Method for making soft tissue

Info

Patent number: 5743999
Type: Grant
Filed: Jun 15, 1994
Date of Patent: Apr 28, 1998
Assignee: Kimberly-Clark Worldwide, Inc. (Neenah, WI)
Inventors: Richard Joseph Kamps (Wrightstown, WI), Janica Sue Behnke (Appleton, WI), Fung-Jou Chen (Appleton, WI), Bernhardt Edward Kressner (Appleton, WI), Janice Gail Nielsen (Appleton, WI)
Primary Examiner: Peter Chin
Attorney: Gregory E. Croft
Application Number: 8/259,824

Abstract

Paper sheets, such as creped tissue sheets used for converting into tissue products such as facial tissue and bath tissue, can be softened with by passing the sheets through one or more fixed-gap noncompactive straining nips formed between two engraved rolls having partially-engaged small straining elements of a shape which strains the sheet in all directions. The straining treatment substantially reduces the rigidity of the tissue sheet by increasing the internal bulk without substantially reducing the tensile strength.

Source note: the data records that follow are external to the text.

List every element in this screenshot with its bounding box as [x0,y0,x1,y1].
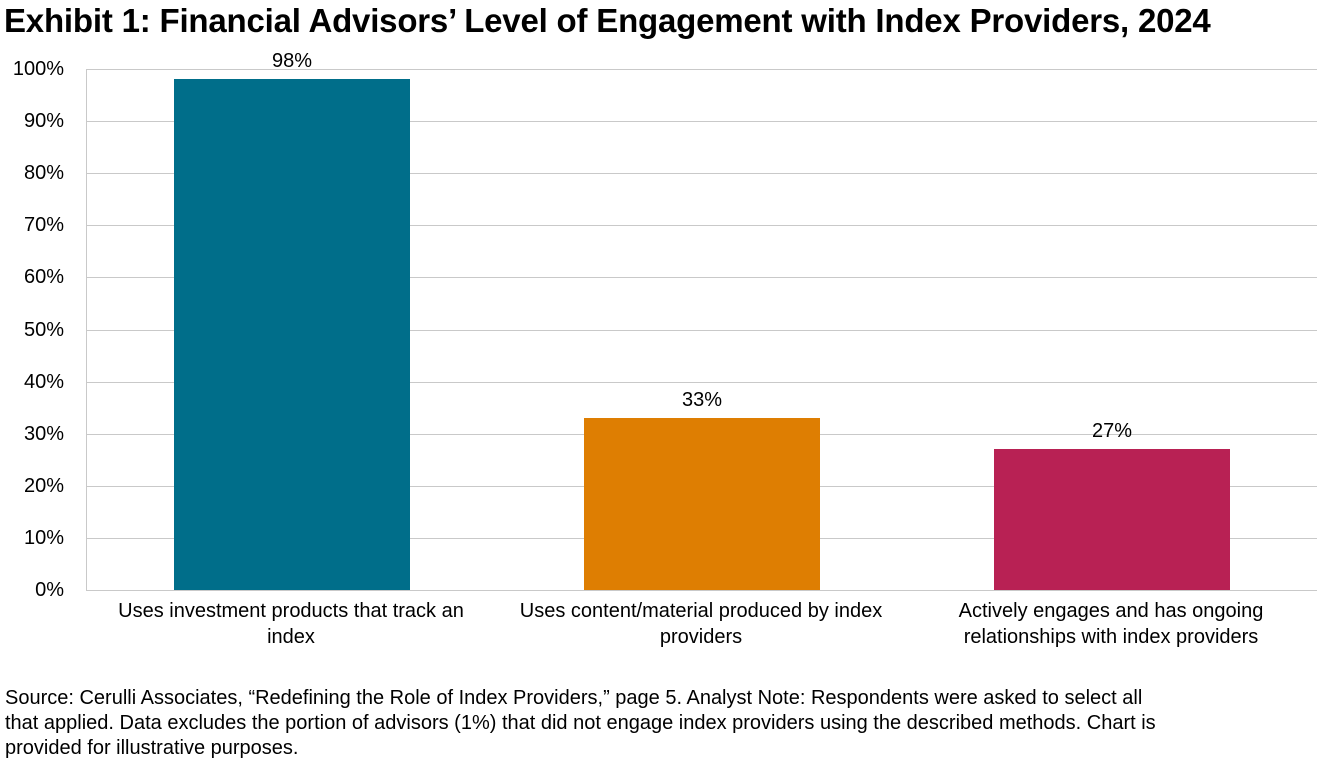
bar-1 [174,79,410,590]
bar-3 [994,449,1230,590]
y-axis-labels: 0% 10% 20% 30% 40% 50% 60% 70% 80% 90% 100% [0,59,86,600]
x-axis-category-label: Uses content/material produced by index … [519,600,883,648]
y-axis-tick-label: 60% [23,266,64,289]
gridline [87,69,1317,70]
gridline [87,121,1317,123]
bar-value-label: 98% [271,50,313,72]
chart-title: Exhibit 1: Financial Advisors’ Level of … [4,2,1211,39]
y-axis-tick-label: 20% [23,474,64,497]
y-axis-tick-label: 10% [23,526,64,549]
y-axis-tick-label: 50% [23,318,64,341]
y-axis-tick-label: 30% [23,422,64,445]
x-axis-category-label: Actively engages and has ongoing relatio… [958,600,1264,648]
source-note: Source: Cerulli Associates, “Redefining … [5,687,1156,759]
y-axis-tick-label: 100% [12,58,64,80]
y-axis-tick-label: 0% [35,579,64,601]
gridline [87,225,1317,227]
y-axis-tick-label: 40% [23,370,64,393]
gridline [87,277,1317,279]
y-axis-tick-label: 90% [23,110,64,133]
plot-area: 98% 33% 27% [86,50,1317,591]
bar-value-label: 33% [681,389,723,411]
y-axis-tick-label: 80% [23,162,64,185]
bar-value-label: 27% [1091,420,1133,442]
gridline [87,329,1317,331]
x-axis-labels: Uses investment products that track an i… [86,598,1316,660]
x-axis-category-label: Uses investment products that track an i… [118,600,464,648]
gridline [87,173,1317,175]
bar-2 [584,418,820,590]
y-axis-tick-label: 70% [23,214,64,237]
gridline [87,381,1317,383]
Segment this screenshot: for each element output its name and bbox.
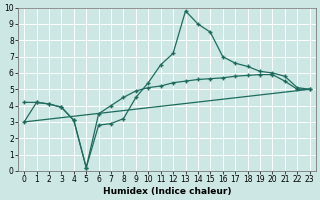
X-axis label: Humidex (Indice chaleur): Humidex (Indice chaleur) xyxy=(103,187,231,196)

The method provides a means for making a throughdried-like tissue sheet from a wet-pressed tissue sheet.

Claims

1. A method of softening a wet-pressed, creped tissue sheet comprising passing the wet-pressed, creped tissue sheet through one or more noncompactive, fixed-gap straining nips, each nip formed between two engraved rolls having partially-engaged intermeshing straining elements which noncompactively strain the tissue sheet in all directions, wherein the Average Percent Void Area of the tissue sheet is increased about 1.5 percentage points or greater per 100 grams of geometric mean tensile strength loss without an increase in the external bulk of the tissue sheet.

2. The method of claim 1 wherein the Average Percent Void Area of the resulting tissue sheet is about 63 or greater.

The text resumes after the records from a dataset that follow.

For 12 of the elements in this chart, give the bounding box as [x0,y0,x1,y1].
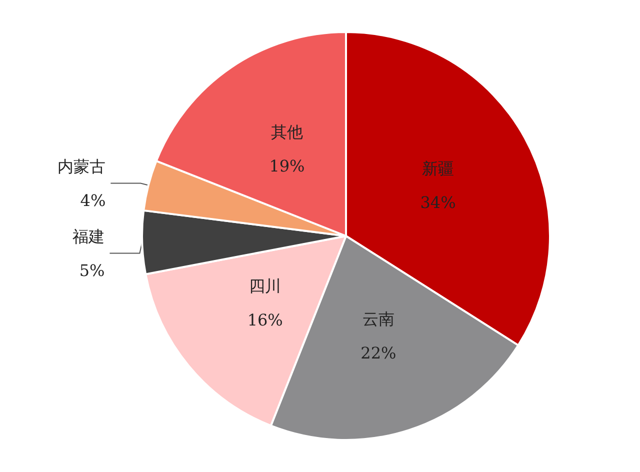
slice-label: 其他 [270,122,303,142]
slice-label: 福建 [72,226,105,246]
data-label: 5% [79,260,105,280]
data-label: 19% [269,156,305,176]
slice-label: 新疆 [422,158,454,178]
data-label: 22% [360,343,396,362]
slice-label: 内蒙古 [58,156,106,176]
slice-label: 四川 [249,276,282,296]
slice-label: 云南 [362,309,394,328]
data-label: 34% [420,192,456,212]
data-label: 4% [80,190,106,210]
data-label: 16% [247,310,283,330]
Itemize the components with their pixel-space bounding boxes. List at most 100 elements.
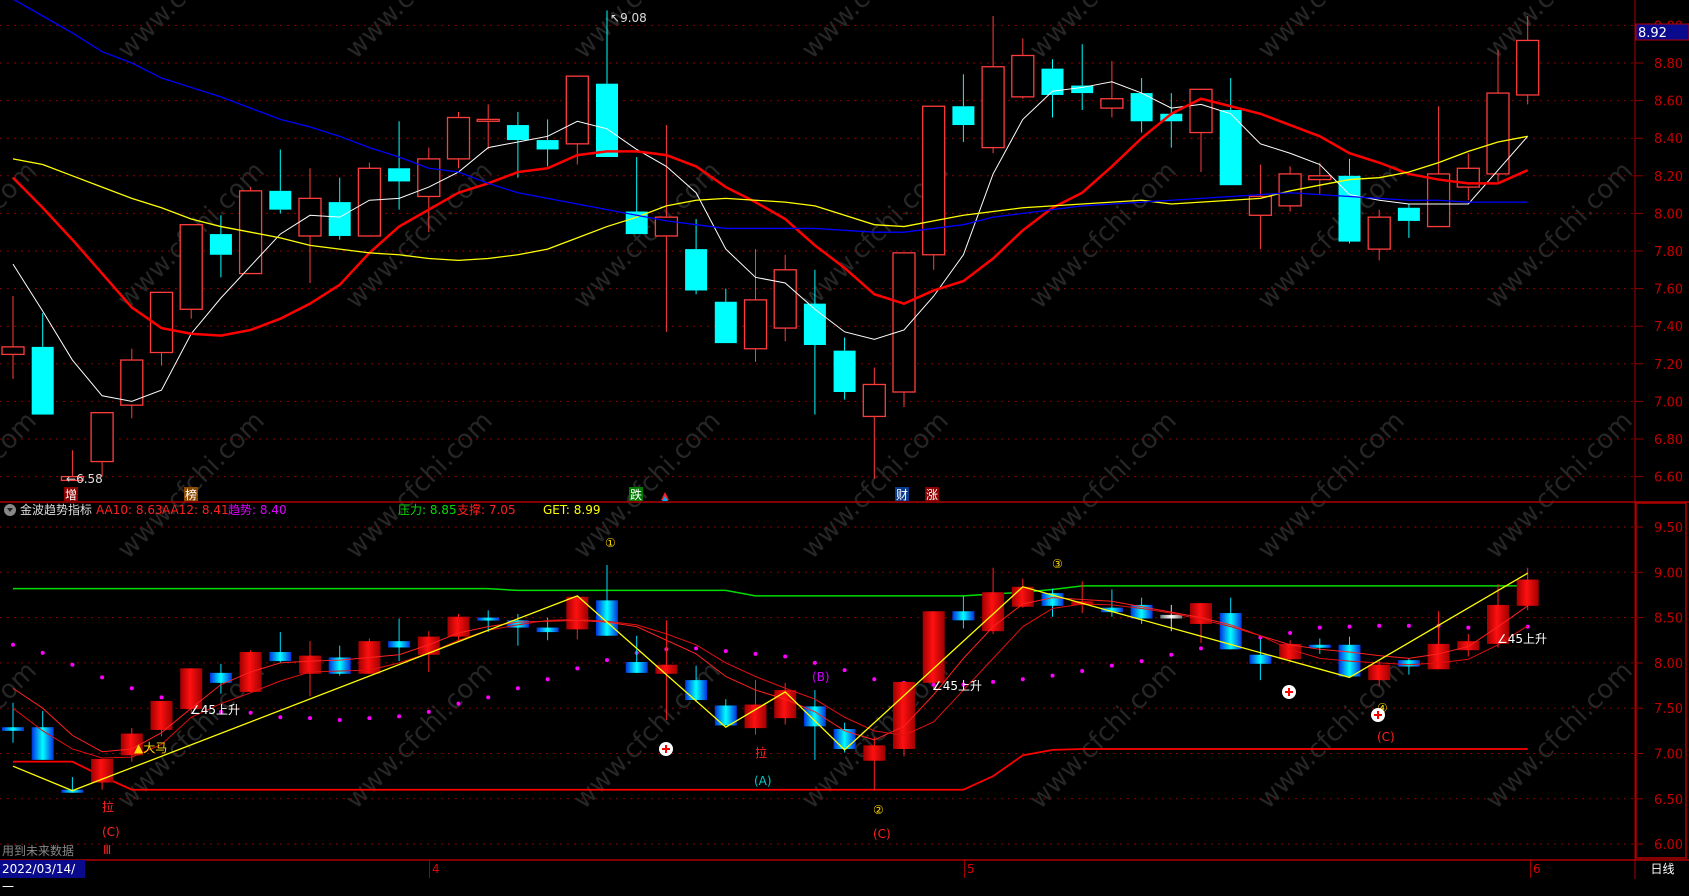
candle-body xyxy=(1516,39,1540,96)
watermark-text: www.cfchi.com xyxy=(1024,0,1183,65)
watermark-text: www.cfchi.com xyxy=(340,0,499,65)
candle-body xyxy=(269,652,292,662)
indicator-tick-label: 8.00 xyxy=(1654,657,1683,672)
period-selector[interactable]: 日线 xyxy=(1650,862,1675,876)
candle-down xyxy=(1160,93,1183,148)
legend-trend: 趋势: 8.40 xyxy=(228,503,287,517)
indicator-candle xyxy=(299,641,321,697)
candle-up xyxy=(1278,166,1302,212)
candle-body xyxy=(952,611,975,621)
indicator-pane[interactable] xyxy=(2,565,1539,793)
indicator-candle xyxy=(774,682,797,725)
price-tick-label: 8.40 xyxy=(1654,132,1683,147)
high-price-label: ↖9.08 xyxy=(610,11,647,25)
trend-dot xyxy=(1020,677,1025,682)
candle-body xyxy=(1427,643,1450,670)
indicator-candle xyxy=(1279,640,1302,662)
annotation-c: (C) xyxy=(1377,730,1395,744)
candle-down xyxy=(1219,78,1242,186)
candle-up xyxy=(981,16,1005,154)
indicator-candle xyxy=(388,618,411,662)
watermark-text: www.cfchi.com xyxy=(0,0,43,65)
indicator-candle xyxy=(1190,603,1212,643)
indicator-candle xyxy=(566,596,589,640)
wave-zigzag-line xyxy=(12,572,1529,792)
signal-badges: 增 榜 跌 财 涨 xyxy=(64,487,939,502)
candle-up xyxy=(1516,16,1540,105)
indicator-name[interactable]: 金波趋势指标 xyxy=(20,503,93,517)
cursor-date: 2022/03/14/一 xyxy=(0,860,85,894)
indicator-tick-label: 9.50 xyxy=(1654,521,1683,536)
candle-down xyxy=(596,10,618,157)
legend-pressure: 压力: 8.85 xyxy=(398,503,457,517)
annotation-wave-1: ① xyxy=(605,536,616,550)
candle-body xyxy=(1486,92,1510,175)
signal-bang: 榜 xyxy=(185,487,197,502)
indicator-tick-label: 8.50 xyxy=(1654,612,1683,627)
legend-aa12: AA12: 8.41 xyxy=(162,503,229,517)
candle-down xyxy=(328,177,351,240)
candle-body xyxy=(536,140,559,150)
candle-up xyxy=(1100,61,1124,118)
trend-dot xyxy=(40,650,45,655)
candle-body xyxy=(1338,175,1361,242)
watermark-text: www.cfchi.com xyxy=(568,656,727,815)
candle-up xyxy=(179,224,203,319)
indicator-candle xyxy=(1160,604,1183,632)
candle-body xyxy=(566,596,589,630)
watermark-text: www.cfchi.com xyxy=(568,406,727,565)
indicator-tick-label: 6.50 xyxy=(1654,793,1683,808)
price-tick-label: 7.80 xyxy=(1654,245,1683,260)
main-price-pane[interactable] xyxy=(1,0,1540,482)
trend-dot xyxy=(70,662,75,667)
indicator-candle xyxy=(714,699,737,726)
candle-body xyxy=(1189,88,1213,134)
candle-body xyxy=(120,359,144,406)
annotation-a: (A) xyxy=(754,774,772,788)
candle-up xyxy=(565,75,589,165)
candle-body xyxy=(357,167,382,237)
watermark-text: www.cfchi.com xyxy=(1024,656,1183,815)
indicator-candle xyxy=(685,665,708,702)
candle-up xyxy=(1011,38,1035,99)
indicator-candle xyxy=(150,700,173,737)
trend-dot xyxy=(1139,659,1144,664)
candle-body xyxy=(536,627,559,633)
trend-dot xyxy=(100,675,105,680)
ma-blue-line xyxy=(13,0,1528,233)
candle-body xyxy=(1279,643,1302,660)
trend-dot xyxy=(278,715,283,720)
candle-body xyxy=(982,592,1005,632)
legend-support: 支撑: 7.05 xyxy=(457,503,516,517)
indicator-candle xyxy=(1457,633,1480,657)
candle-body xyxy=(565,75,589,145)
trend-dot xyxy=(456,701,461,706)
annotation-la: 拉 xyxy=(102,799,114,814)
candle-body xyxy=(31,727,54,760)
collapse-icon[interactable] xyxy=(4,504,16,516)
watermark-text: www.cfchi.com xyxy=(796,0,955,65)
trend-dot xyxy=(545,677,550,682)
candle-body xyxy=(1397,660,1420,667)
price-tick-label: 7.60 xyxy=(1654,283,1683,298)
signal-zeng: 增 xyxy=(65,488,77,502)
candle-up xyxy=(892,252,916,408)
indicator-candle xyxy=(180,668,203,714)
trend-dot xyxy=(11,642,15,647)
candle-body xyxy=(892,252,916,393)
annotation-daima: ▲大马 xyxy=(134,741,167,755)
candle-body xyxy=(1100,98,1124,109)
aa12-line xyxy=(12,603,1528,759)
month-tick-5: 5 xyxy=(964,860,975,878)
watermark-text: www.cfchi.com xyxy=(568,0,727,65)
trend-dot xyxy=(218,709,223,714)
candle-body xyxy=(714,705,737,726)
indicator-candle xyxy=(744,680,767,735)
candle-body xyxy=(1071,85,1094,94)
candle-body xyxy=(179,224,203,310)
candle-up xyxy=(1248,164,1273,250)
candle-body xyxy=(833,729,856,749)
support-line xyxy=(13,748,1528,791)
candle-body xyxy=(1308,175,1332,181)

3. The method of claim 1 wherein the number of straining nips is two or more.

4. The method of claim 3 wherein at least two straining nips have different degrees of engagement.

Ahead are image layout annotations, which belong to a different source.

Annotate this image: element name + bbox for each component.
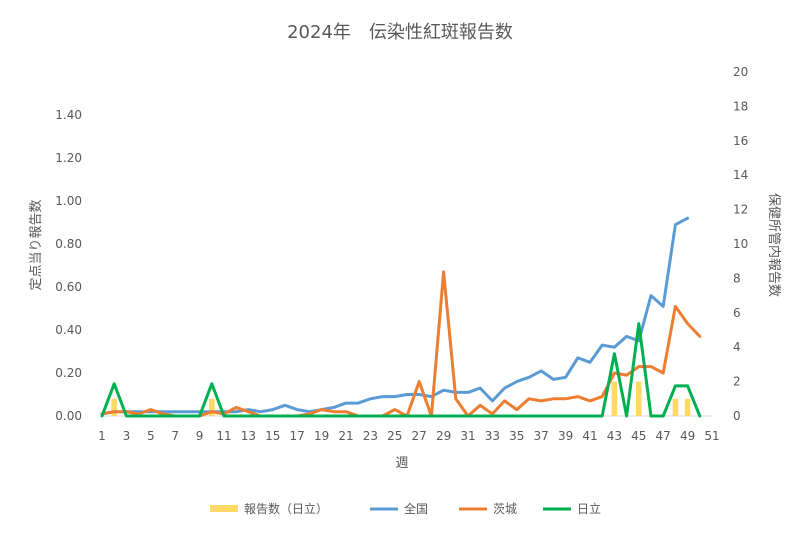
y-left-ticks: 0.00 0.20 0.40 0.60 0.80 1.00 1.20 1.40	[55, 108, 82, 423]
chart-title: 2024年 伝染性紅斑報告数	[287, 22, 513, 43]
y-right-axis-title: 保健所管内報告数	[766, 193, 782, 297]
bar-hitachi-reports	[636, 381, 642, 416]
x-tick-label: 33	[485, 429, 500, 443]
y-right-tick-label: 10	[733, 237, 748, 251]
x-tick-label: 5	[147, 429, 155, 443]
y-right-tick-label: 0	[733, 409, 741, 423]
y-right-tick-label: 4	[733, 340, 741, 354]
x-ticks: 1 3 5 7 9 11 13 15 17 19 21 23 25 27 29 31 33 35 37 39 41 43 4…	[98, 429, 719, 443]
x-tick-label: 43	[607, 429, 622, 443]
x-tick-label: 3	[123, 429, 131, 443]
bar-hitachi-reports	[209, 398, 215, 416]
y-left-tick-label: 0.00	[55, 409, 82, 423]
bar-hitachi-reports	[684, 398, 691, 416]
y-right-tick-label: 8	[733, 271, 741, 285]
x-tick-label: 51	[704, 429, 719, 443]
y-right-ticks: 0 2 4 6 8 10 12 14 16 18 20	[733, 65, 748, 423]
bar-hitachi-reports	[111, 398, 117, 416]
y-left-axis-title: 定点当り報告数	[29, 199, 44, 290]
x-tick-label: 23	[363, 429, 378, 443]
y-right-tick-label: 14	[733, 168, 748, 182]
legend: 報告数（日立） 全国 茨城 日立	[210, 501, 601, 516]
x-tick-label: 9	[196, 429, 204, 443]
x-tick-label: 11	[216, 429, 231, 443]
x-tick-label: 39	[558, 429, 573, 443]
y-right-tick-label: 16	[733, 134, 748, 148]
x-tick-label: 49	[680, 429, 695, 443]
legend-label-ibaraki: 茨城	[493, 502, 517, 516]
x-tick-label: 21	[338, 429, 353, 443]
y-right-tick-label: 6	[733, 306, 741, 320]
y-left-tick-label: 1.00	[55, 194, 82, 208]
legend-swatch-bar	[210, 505, 238, 512]
x-tick-label: 29	[436, 429, 451, 443]
x-tick-label: 47	[656, 429, 671, 443]
x-tick-label: 15	[265, 429, 280, 443]
line-hitachi	[100, 322, 702, 418]
y-left-tick-label: 0.60	[55, 280, 82, 294]
line-series	[100, 216, 702, 418]
bar-hitachi-reports	[611, 381, 618, 416]
x-tick-label: 41	[582, 429, 597, 443]
y-left-tick-label: 0.20	[55, 366, 82, 380]
y-left-tick-label: 1.40	[55, 108, 82, 122]
x-tick-label: 25	[387, 429, 402, 443]
legend-label-hitachi-reports: 報告数（日立）	[244, 501, 328, 516]
bar-hitachi-reports	[672, 398, 679, 416]
y-left-tick-label: 0.80	[55, 237, 82, 251]
x-tick-label: 13	[241, 429, 256, 443]
y-left-tick-label: 1.20	[55, 151, 82, 165]
legend-label-national: 全国	[404, 501, 428, 516]
y-right-tick-label: 12	[733, 203, 748, 217]
legend-label-hitachi: 日立	[577, 501, 601, 516]
y-right-tick-label: 2	[733, 375, 741, 389]
x-tick-label: 45	[631, 429, 646, 443]
y-right-tick-label: 18	[733, 99, 748, 113]
x-axis-title: 週	[395, 456, 408, 471]
x-tick-label: 7	[171, 429, 179, 443]
x-tick-label: 19	[314, 429, 329, 443]
line-ibaraki	[100, 270, 702, 418]
x-tick-label: 17	[290, 429, 305, 443]
x-tick-label: 1	[98, 429, 106, 443]
y-left-tick-label: 0.40	[55, 323, 82, 337]
x-tick-label: 31	[460, 429, 475, 443]
line-national	[100, 216, 690, 416]
y-right-tick-label: 20	[733, 65, 748, 79]
bar-series	[111, 381, 691, 416]
x-tick-label: 27	[412, 429, 427, 443]
x-tick-label: 37	[534, 429, 549, 443]
x-tick-label: 35	[509, 429, 524, 443]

5. The method of claim 3 wherein at least two straining nips have different straining elements.

6. The method of claim 3 wherein the degree of engagement of the straining elements in a succeeding straining nip is less than the degree of engagement of the straining elements in the preceding straining nip.

7. The method of claim 3 wherein the degree of engagement of the straining elements in a succeeding straining nip is about the same as the degree of engagement of the straining elements in the preceding straining nip.

8. The method of claim 3 wherein the degree of engagement of the straining elements in a succeeding straining nip is greater than the degree of engagement of the straining elements in the preceding straining nip.

9. The method of claim 1 wherein the number of straining nips is three or more.

10. The method of claim 1 wherein the number of straining nips is six or more.

11. The method of claim 1 wherein the straining elements have a round shape as viewed perpendicular to the surface of the straining roll.

12. The method of claim 1 wherein the straining elements have an oblong shape as viewed perpendicular to the surface of the straining roll.

13. The method of claim 1 wherein the number of straining elements per unit length in the circumferential direction of the straining rolls is greater than the number of straining elements per unit length in the axial direction of the straining rolls.

14. The method of claim 1 wherein the number of straining elements per unit length in the circumferential direction of the straining rolls is less than the number of straining elements per unit length in the axial direction of the straining rolls.

15. The method of claim 1 wherein the number of straining elements per unit length in the circumferential direction of the straining rolls is equal to the number of straining elements per unit length in axial direction of the straining rolls.

16. The method of claim 1 wherein the increase in the Average Percent Void Area of the tissue sheet is about 2 percentage points or greater per 100 grams of geometric mean tensile strength loss.

17. The method of claim 1 wherein the increase in the Average Percent Void Area of the tissue sheet is about 3 percentage points or greater per 100 grams of geometric mean tensile strength loss.